Every new retailer acceptance, every museum exhibition, every email from a collector who discovered a historic Suchy piece in a grandfather’s drawer – these are milestones, not metrics – and ones that Punkenhofer holds dear.

He recently located Carl Suchy’s grave in Prague with the help of a university researcher. The discovery was not a marketing opportunity; it was personal. A reconnection. A reminder of the responsibility he feels.

Carl Suchy & Söhne Workshop in La Chaux-de-Fonds, Switzerland

When asked how he hopes future generations will understand the brand, his ambition is disarmingly clear: to restore Carl Suchy & Söhne to the stature it once held. To build a Viennese manufacturing facility.
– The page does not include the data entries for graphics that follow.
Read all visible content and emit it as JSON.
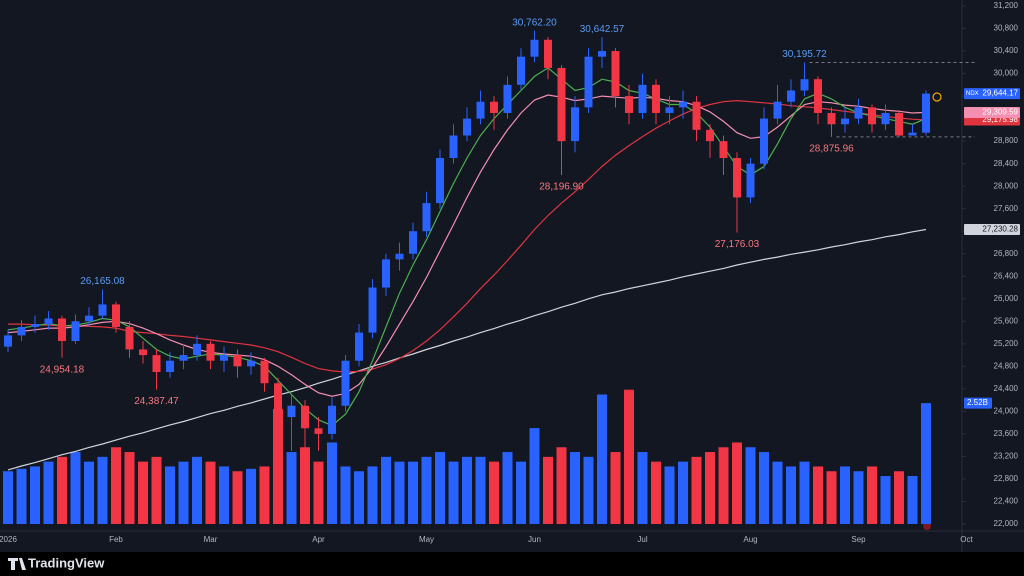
{
  "brand": "TradingView",
  "chart_data": {
    "type": "candlestick",
    "categories": [
      "2026",
      null,
      null,
      null,
      null,
      null,
      null,
      null,
      "Feb",
      null,
      null,
      null,
      null,
      null,
      null,
      "Mar",
      null,
      null,
      null,
      null,
      null,
      null,
      null,
      "Apr",
      null,
      null,
      null,
      null,
      null,
      null,
      null,
      "May",
      null,
      null,
      null,
      null,
      null,
      null,
      null,
      "Jun",
      null,
      null,
      null,
      null,
      null,
      null,
      null,
      "Jul",
      null,
      null,
      null,
      null,
      null,
      null,
      null,
      "Aug",
      null,
      null,
      null,
      null,
      null,
      null,
      null,
      "Sep",
      null,
      null,
      null,
      null,
      null,
      null,
      null,
      "Oct"
    ],
    "candles": {
      "name": "NDX",
      "up_color": "#2962ff",
      "down_color": "#f23645",
      "end_label": "29,644.17",
      "open": [
        25150,
        25350,
        25500,
        25550,
        25650,
        25250,
        25600,
        25700,
        25900,
        25500,
        25100,
        25000,
        24700,
        24900,
        25000,
        25200,
        24900,
        25000,
        24800,
        24900,
        24500,
        23900,
        24100,
        23700,
        23600,
        24100,
        24900,
        25400,
        26200,
        26700,
        26800,
        27200,
        27700,
        28500,
        28900,
        29200,
        29500,
        29300,
        29800,
        30300,
        30600,
        30100,
        28800,
        29400,
        30300,
        30400,
        29600,
        29300,
        29800,
        29300,
        29400,
        29500,
        29000,
        28800,
        28500,
        27800,
        28400,
        29200,
        29500,
        29700,
        29900,
        29300,
        29100,
        29200,
        29400,
        29100,
        29300,
        28900,
        28950,
        null,
        null,
        null
      ],
      "high": [
        25450,
        25620,
        25700,
        25780,
        25700,
        25720,
        25850,
        26165.08,
        25950,
        25600,
        25250,
        25100,
        25050,
        25200,
        25350,
        25250,
        25150,
        25100,
        25050,
        24950,
        24600,
        24300,
        24200,
        23900,
        24250,
        25000,
        25550,
        26350,
        26800,
        27000,
        27350,
        27900,
        28650,
        29100,
        29400,
        29700,
        29600,
        29950,
        30450,
        30762.2,
        30650,
        30150,
        29600,
        30450,
        30642.57,
        30450,
        29800,
        30000,
        29900,
        29600,
        29700,
        29600,
        29100,
        28900,
        28600,
        28500,
        29400,
        29800,
        29900,
        30195.72,
        29950,
        29400,
        29400,
        29550,
        29450,
        29450,
        29350,
        29100,
        29700,
        null,
        null,
        null
      ],
      "low": [
        25050,
        25250,
        25400,
        25450,
        24954.18,
        25200,
        25500,
        25650,
        25400,
        24950,
        24850,
        24387.47,
        24600,
        24750,
        24900,
        24750,
        24700,
        24600,
        24650,
        24350,
        23100,
        23300,
        23000,
        23300,
        23500,
        24000,
        24800,
        25300,
        26050,
        26500,
        26700,
        27100,
        27600,
        28400,
        28800,
        29100,
        29000,
        29200,
        29700,
        30200,
        29900,
        28196.9,
        28600,
        29300,
        30100,
        29400,
        29100,
        29200,
        29100,
        29100,
        29200,
        28800,
        28500,
        28200,
        27176.03,
        27700,
        28300,
        29100,
        29400,
        29600,
        29100,
        28875.96,
        28950,
        29100,
        28950,
        29000,
        28890,
        28900,
        28900,
        null,
        null,
        null
      ],
      "close": [
        25350,
        25500,
        25550,
        25650,
        25250,
        25600,
        25700,
        25900,
        25500,
        25100,
        25000,
        24700,
        24900,
        25000,
        25200,
        24900,
        25000,
        24800,
        24900,
        24500,
        23900,
        24100,
        23700,
        23600,
        24100,
        24900,
        25400,
        26200,
        26700,
        26800,
        27200,
        27700,
        28500,
        28900,
        29200,
        29500,
        29300,
        29800,
        30300,
        30600,
        30100,
        28800,
        29400,
        30300,
        30400,
        29600,
        29300,
        29800,
        29300,
        29400,
        29500,
        29000,
        28800,
        28500,
        27800,
        28400,
        29200,
        29500,
        29700,
        29900,
        29300,
        29100,
        29200,
        29400,
        29100,
        29300,
        28900,
        28950,
        29644.17,
        null,
        null,
        null
      ]
    },
    "volume": {
      "ylim": [
        0,
        10.8
      ],
      "end_label": "2.52B",
      "values": [
        1.1,
        1.15,
        1.2,
        1.3,
        1.4,
        1.5,
        1.3,
        1.4,
        1.6,
        1.5,
        1.3,
        1.4,
        1.2,
        1.3,
        1.4,
        1.3,
        1.2,
        1.1,
        1.15,
        1.2,
        2.4,
        1.5,
        1.6,
        1.3,
        1.7,
        1.2,
        1.1,
        1.2,
        1.4,
        1.3,
        1.3,
        1.4,
        1.5,
        1.3,
        1.4,
        1.4,
        1.3,
        1.5,
        1.3,
        2.0,
        1.4,
        1.6,
        1.5,
        1.4,
        2.7,
        1.5,
        2.8,
        1.5,
        1.3,
        1.2,
        1.3,
        1.4,
        1.5,
        1.6,
        1.7,
        1.6,
        1.5,
        1.3,
        1.2,
        1.3,
        1.2,
        1.1,
        1.2,
        1.1,
        1.2,
        1.0,
        1.1,
        1.0,
        2.52,
        null,
        null,
        null
      ]
    },
    "series": [
      {
        "color": "#d1d4dc",
        "end_label": "27,230.28",
        "values": [
          22960,
          23030,
          23090,
          23160,
          23230,
          23290,
          23360,
          23420,
          23490,
          23560,
          23620,
          23690,
          23760,
          23820,
          23890,
          23960,
          24020,
          24090,
          24150,
          24220,
          24290,
          24350,
          24420,
          24500,
          24570,
          24650,
          24720,
          24800,
          24870,
          24950,
          25020,
          25100,
          25170,
          25250,
          25320,
          25400,
          25470,
          25550,
          25620,
          25700,
          25770,
          25850,
          25920,
          26000,
          26070,
          26120,
          26180,
          26230,
          26280,
          26330,
          26390,
          26440,
          26490,
          26540,
          26600,
          26650,
          26700,
          26740,
          26790,
          26830,
          26870,
          26920,
          26960,
          27010,
          27050,
          27100,
          27140,
          27190,
          27230.28,
          null,
          null,
          null
        ]
      },
      {
        "color": "#e0343f",
        "end_label": "29,175.98",
        "values": [
          25550,
          25550,
          25540,
          25530,
          25520,
          25520,
          25510,
          25500,
          25480,
          25420,
          25400,
          25380,
          25350,
          25330,
          25300,
          25270,
          25240,
          25210,
          25180,
          25130,
          25060,
          24960,
          24850,
          24760,
          24720,
          24700,
          24710,
          24750,
          24830,
          24940,
          25080,
          25250,
          25450,
          25680,
          25920,
          26180,
          26420,
          26680,
          26950,
          27230,
          27480,
          27700,
          27900,
          28120,
          28350,
          28550,
          28720,
          28880,
          29030,
          29160,
          29280,
          29380,
          29450,
          29500,
          29520,
          29500,
          29480,
          29460,
          29430,
          29410,
          29390,
          29360,
          29330,
          29300,
          29270,
          29240,
          29210,
          29190,
          29175.98,
          null,
          null,
          null
        ]
      },
      {
        "color": "#f48fb1",
        "end_label": "29,309.59",
        "values": [
          25400,
          25420,
          25450,
          25480,
          25480,
          25500,
          25540,
          25580,
          25600,
          25560,
          25480,
          25380,
          25270,
          25180,
          25100,
          25050,
          25020,
          25000,
          24980,
          24920,
          24800,
          24650,
          24480,
          24330,
          24270,
          24320,
          24480,
          24780,
          25150,
          25550,
          25950,
          26380,
          26850,
          27320,
          27800,
          28250,
          28650,
          29000,
          29300,
          29530,
          29620,
          29580,
          29520,
          29550,
          29600,
          29580,
          29560,
          29580,
          29560,
          29520,
          29500,
          29430,
          29320,
          29150,
          28950,
          28850,
          28880,
          29050,
          29250,
          29450,
          29500,
          29480,
          29440,
          29420,
          29380,
          29350,
          29330,
          29300,
          29309.59,
          null,
          null,
          null
        ]
      },
      {
        "color": "#4caf50",
        "values": [
          25450,
          25480,
          25520,
          25560,
          25520,
          25530,
          25580,
          25650,
          25620,
          25500,
          25300,
          25100,
          24980,
          24930,
          24980,
          25020,
          25000,
          24960,
          24900,
          24800,
          24550,
          24300,
          24050,
          23850,
          23750,
          23950,
          24350,
          24900,
          25500,
          26100,
          26600,
          27050,
          27550,
          28050,
          28500,
          28900,
          29200,
          29450,
          29700,
          29950,
          30100,
          29900,
          29700,
          29750,
          29900,
          29850,
          29700,
          29650,
          29550,
          29450,
          29450,
          29300,
          29050,
          28700,
          28350,
          28200,
          28350,
          28750,
          29200,
          29550,
          29650,
          29550,
          29400,
          29300,
          29250,
          29200,
          29150,
          29100,
          29200,
          null,
          null,
          null
        ]
      }
    ],
    "annotations": [
      {
        "value": 30762.2,
        "label": "30,762.20"
      },
      {
        "value": 30642.57,
        "label": "30,642.57"
      },
      {
        "value": 30195.72,
        "label": "30,195.72",
        "dashed": true
      },
      {
        "value": 26165.08,
        "label": "26,165.08"
      },
      {
        "value": 24954.18,
        "label": "24,954.18"
      },
      {
        "value": 24387.47,
        "label": "24,387.47"
      },
      {
        "value": 28196.9,
        "label": "28,196.90"
      },
      {
        "value": 27176.03,
        "label": "27,176.03"
      },
      {
        "value": 28875.96,
        "label": "28,875.96",
        "dashed": true
      }
    ],
    "high_color": "#5b9cf6",
    "low_color": "#f7787e",
    "grid": false,
    "ylim": [
      22000,
      31200
    ],
    "yticks": [
      {
        "value": 22000,
        "label": "22,000"
      },
      {
        "value": 22400,
        "label": "22,400"
      },
      {
        "value": 22800,
        "label": "22,800"
      },
      {
        "value": 23200,
        "label": "23,200"
      },
      {
        "value": 23600,
        "label": "23,600"
      },
      {
        "value": 24000,
        "label": "24,000"
      },
      {
        "value": 24400,
        "label": "24,400"
      },
      {
        "value": 24800,
        "label": "24,800"
      },
      {
        "value": 25200,
        "label": "25,200"
      },
      {
        "value": 25600,
        "label": "25,600"
      },
      {
        "value": 26000,
        "label": "26,000"
      },
      {
        "value": 26400,
        "label": "26,400"
      },
      {
        "value": 26800,
        "label": "26,800"
      },
      {
        "value": 27200,
        "label": "27,200"
      },
      {
        "value": 27600,
        "label": "27,600"
      },
      {
        "value": 28000,
        "label": "28,000"
      },
      {
        "value": 28400,
        "label": "28,400"
      },
      {
        "value": 28800,
        "label": "28,800"
      },
      {
        "value": 29200,
        "label": "29,200"
      },
      {
        "value": 29600,
        "label": "29,600"
      },
      {
        "value": 30000,
        "label": "30,000"
      },
      {
        "value": 30400,
        "label": "30,400"
      },
      {
        "value": 30800,
        "label": "30,800"
      },
      {
        "value": 31200,
        "label": "31,200"
      }
    ]
  }
}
To open a flagship in the city center. To ensure that the name once again commands respect not because of nostalgia, but because of contemporary excellence.

In many ways, the revival of Carl Suchy & Söhne mirrors Vienna itself – a city negotiating its imperial past while asserting its modern identity. The watches do not shout. They do not chase trends. They ask for a slower gaze.

Luxury, Punkenhofer says at one point, is having time.

Time to think. Time to refine. Time to create something meaningful.

In an industry where urgency often masquerades as innovation, Carl Suchy & Söhne offers a different proposition: that relevance can be built patiently, that legacy can be reignited without being exploited, and that sometimes, the most radical act is restraint.

Two hundred years after Carl Suchy first set his tools to metal, the fire – carefully, deliberately – burns again.